Whereas most adult fishing spiders and nursery web spiders are quite large (body length 10-28 mm), Tinus peregrinus maxes out at around 10 millimeters body length, males a millimeter shorter still.
This species ranges across the southwest U.S. from southern California to the southern tip of Nevada, and east to Texas and Missouri. It also occurs in northern Mexico. The “type locality,” the site where the first known specimen was collected, is listed as Hot Springs, Arkansas, but it is suspected that this is in error.
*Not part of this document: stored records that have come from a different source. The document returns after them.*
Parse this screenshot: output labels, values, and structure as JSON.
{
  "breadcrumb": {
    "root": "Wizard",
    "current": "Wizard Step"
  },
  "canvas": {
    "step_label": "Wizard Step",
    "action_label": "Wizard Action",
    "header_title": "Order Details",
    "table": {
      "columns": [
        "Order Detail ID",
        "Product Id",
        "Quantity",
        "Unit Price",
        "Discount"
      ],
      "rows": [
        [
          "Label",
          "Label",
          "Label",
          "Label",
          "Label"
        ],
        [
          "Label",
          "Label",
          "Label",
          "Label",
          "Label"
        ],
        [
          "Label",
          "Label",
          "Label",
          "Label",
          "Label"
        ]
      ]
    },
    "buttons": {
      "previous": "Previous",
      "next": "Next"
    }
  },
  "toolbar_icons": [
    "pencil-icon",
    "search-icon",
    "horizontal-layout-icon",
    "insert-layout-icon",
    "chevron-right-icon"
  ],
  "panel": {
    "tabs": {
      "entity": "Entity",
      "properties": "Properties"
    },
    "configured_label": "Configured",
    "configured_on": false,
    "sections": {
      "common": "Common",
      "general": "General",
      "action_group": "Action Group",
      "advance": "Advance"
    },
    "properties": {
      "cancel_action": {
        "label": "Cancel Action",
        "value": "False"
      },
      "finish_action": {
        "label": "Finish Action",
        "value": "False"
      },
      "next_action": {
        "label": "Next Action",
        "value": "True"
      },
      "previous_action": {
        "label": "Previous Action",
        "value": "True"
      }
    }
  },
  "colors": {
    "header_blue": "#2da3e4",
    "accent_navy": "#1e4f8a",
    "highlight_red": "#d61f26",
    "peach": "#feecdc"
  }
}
Virtually nothing is known of the life history and biology of this animal. Egg sacs in preserved collections are dated late July and early August. I have observed this species under bark on trees near the edges of ponds, and also at the edges of window frames. It would appear that once an individual spider finds a location that suits it, the spider stays put. One specimen I found in the corner of a window had several shed exoskeletons in its web, suggesting it had resided there for some time. No wonder, the web was also full of tiny midges (flies in the family Chironomidae) that had swarmed the lighted building at night.
Like most spiders in the Pisauridae, T. peregrinus appears to prefer the vertical plane, rarely found on the ground.
Sources: Carico, James E. 1976. “The Spider Genus Tinus (Pisauridae),” Psyche 83: 63-78
Kaston, B. J. 1978. How to Know the Spiders (Third Edition). Dubuque, Iowa: Wm. C. Brown Company Publishers. 272 pp.